Jay-Z has made a habit of using rap songs as a kind of diary, relating important events in his life. His response time is getting quicker and quicker. Here’s a brief review.
“Stranded (Haiti Mon Amour),” a song about Haiti’s tragic earthquake created in collaboration with Bono, The Edge, and Rihanna, is released eleven days after the natural disaster.
“Glory,” a song about his daughter Blue Ivy, is released in the first week of her life.

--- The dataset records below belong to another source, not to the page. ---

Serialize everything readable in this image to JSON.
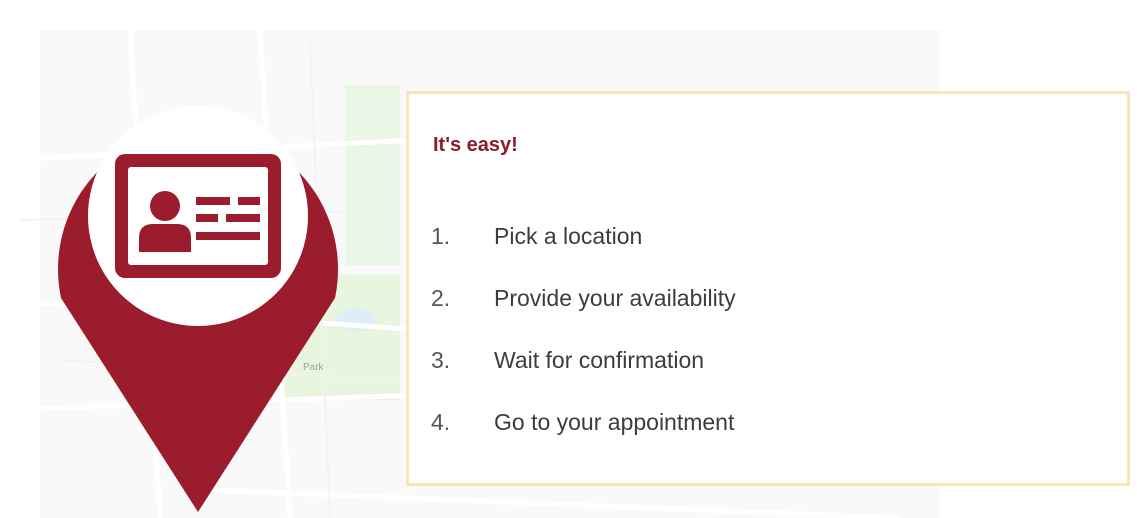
{
  "theme": {
    "brand_color": "#9b1c2c",
    "card_border_color": "#f4e7b8"
  },
  "pin": {
    "icon": "id-card-icon"
  },
  "card": {
    "title": "It's easy!",
    "steps": [
      {
        "number": "1.",
        "label": "Pick a location"
      },
      {
        "number": "2.",
        "label": "Provide your availability"
      },
      {
        "number": "3.",
        "label": "Wait for confirmation"
      },
      {
        "number": "4.",
        "label": "Go to your appointment"
      }
    ]
  },
  "map": {
    "labels": [
      "Park"
    ]
  }
}
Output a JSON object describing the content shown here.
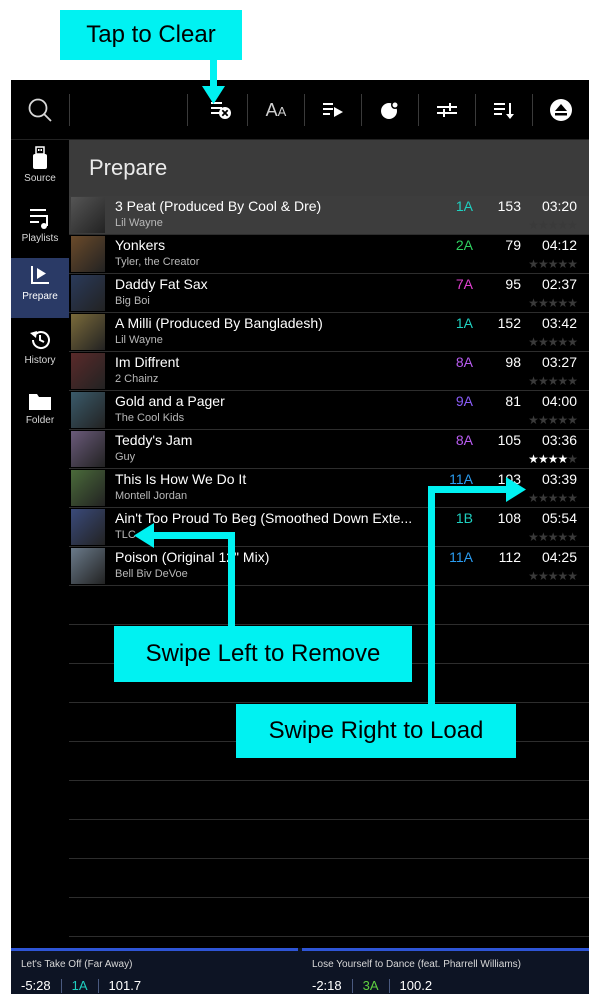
{
  "callouts": {
    "tap_to_clear": "Tap to Clear",
    "swipe_left": "Swipe Left to Remove",
    "swipe_right": "Swipe Right to Load"
  },
  "toolbar": {
    "font_size_label": "A",
    "font_size_label_small": "A",
    "icons": [
      "search-icon",
      "clear-list-icon",
      "font-size-icon",
      "add-to-queue-icon",
      "toggle-icon",
      "filter-icon",
      "sort-icon",
      "eject-icon"
    ]
  },
  "sidebar": {
    "items": [
      {
        "label": "Source",
        "icon": "usb-drive-icon",
        "active": false
      },
      {
        "label": "Playlists",
        "icon": "playlist-icon",
        "active": false
      },
      {
        "label": "Prepare",
        "icon": "prepare-icon",
        "active": true
      },
      {
        "label": "History",
        "icon": "history-icon",
        "active": false
      },
      {
        "label": "Folder",
        "icon": "folder-icon",
        "active": false
      }
    ]
  },
  "main": {
    "title": "Prepare"
  },
  "tracks": [
    {
      "title": "3 Peat (Produced By Cool & Dre)",
      "artist": "Lil Wayne",
      "key": "1A",
      "key_color": "#1fd0c0",
      "bpm": "153",
      "time": "03:20",
      "rating": 0,
      "loaded": true
    },
    {
      "title": "Yonkers",
      "artist": "Tyler, the Creator",
      "key": "2A",
      "key_color": "#2fd060",
      "bpm": "79",
      "time": "04:12",
      "rating": 0,
      "loaded": false
    },
    {
      "title": "Daddy Fat Sax",
      "artist": "Big Boi",
      "key": "7A",
      "key_color": "#e040d0",
      "bpm": "95",
      "time": "02:37",
      "rating": 0,
      "loaded": false
    },
    {
      "title": "A Milli (Produced By Bangladesh)",
      "artist": "Lil Wayne",
      "key": "1A",
      "key_color": "#1fd0c0",
      "bpm": "152",
      "time": "03:42",
      "rating": 0,
      "loaded": false
    },
    {
      "title": "Im Diffrent",
      "artist": "2 Chainz",
      "key": "8A",
      "key_color": "#b85cf0",
      "bpm": "98",
      "time": "03:27",
      "rating": 0,
      "loaded": false
    },
    {
      "title": "Gold and a Pager",
      "artist": "The Cool Kids",
      "key": "9A",
      "key_color": "#8a5cf8",
      "bpm": "81",
      "time": "04:00",
      "rating": 0,
      "loaded": false
    },
    {
      "title": "Teddy's Jam",
      "artist": "Guy",
      "key": "8A",
      "key_color": "#b85cf0",
      "bpm": "105",
      "time": "03:36",
      "rating": 4,
      "loaded": false
    },
    {
      "title": "This Is How We Do It",
      "artist": "Montell Jordan",
      "key": "11A",
      "key_color": "#2a9cf0",
      "bpm": "103",
      "time": "03:39",
      "rating": 0,
      "loaded": false
    },
    {
      "title": "Ain't Too Proud To Beg (Smoothed Down Exte...",
      "artist": "TLC",
      "key": "1B",
      "key_color": "#1fd0c0",
      "bpm": "108",
      "time": "05:54",
      "rating": 0,
      "loaded": false
    },
    {
      "title": "Poison (Original 12\" Mix)",
      "artist": "Bell Biv DeVoe",
      "key": "11A",
      "key_color": "#2a9cf0",
      "bpm": "112",
      "time": "04:25",
      "rating": 0,
      "loaded": false
    }
  ],
  "decks": {
    "left": {
      "title": "Let's Take Off (Far Away)",
      "time": "-5:28",
      "key": "1A",
      "key_color": "#1fd0c0",
      "bpm": "101.7"
    },
    "right": {
      "title": "Lose Yourself to Dance (feat. Pharrell Williams)",
      "time": "-2:18",
      "key": "3A",
      "key_color": "#5ed040",
      "bpm": "100.2"
    }
  }
}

“Open Letter,” a song addressing both his anniversary celebration in Havana and his decision to divest his shares of the Brooklyn Nets, is released within days of both incidents.
“7-6,” a song about the New York Yankees’ victory over the Los Angeles Angels, is released only four hours after the game. The lyrics include specifics about the ninth inning (“Cano leading off, first a strike, then a double / The ball’s fair, not foul, and Trout is in trouble”).
“What’s Your Name?” a song about a Starbucks employee getting Jay-Z’s order wrong “maybe two minutes ago,” is released.
“First Verse,” a song whose second verse responds to online criticism of the first verse, is released.
“Daylight Savings,” a song about Daylight Savings, is released exactly at 2 am EST, which is also exactly 3 am EST. In it, Jay-Z contends that it’s the first song he or anyone else has ever written about the immediate future: “We’re here in the present but there’s no present right? / That hour’s dead/ Skip ahead / In the cold morning light / The time change happens but I don’t know how / The only thing I know now is that there is no now.”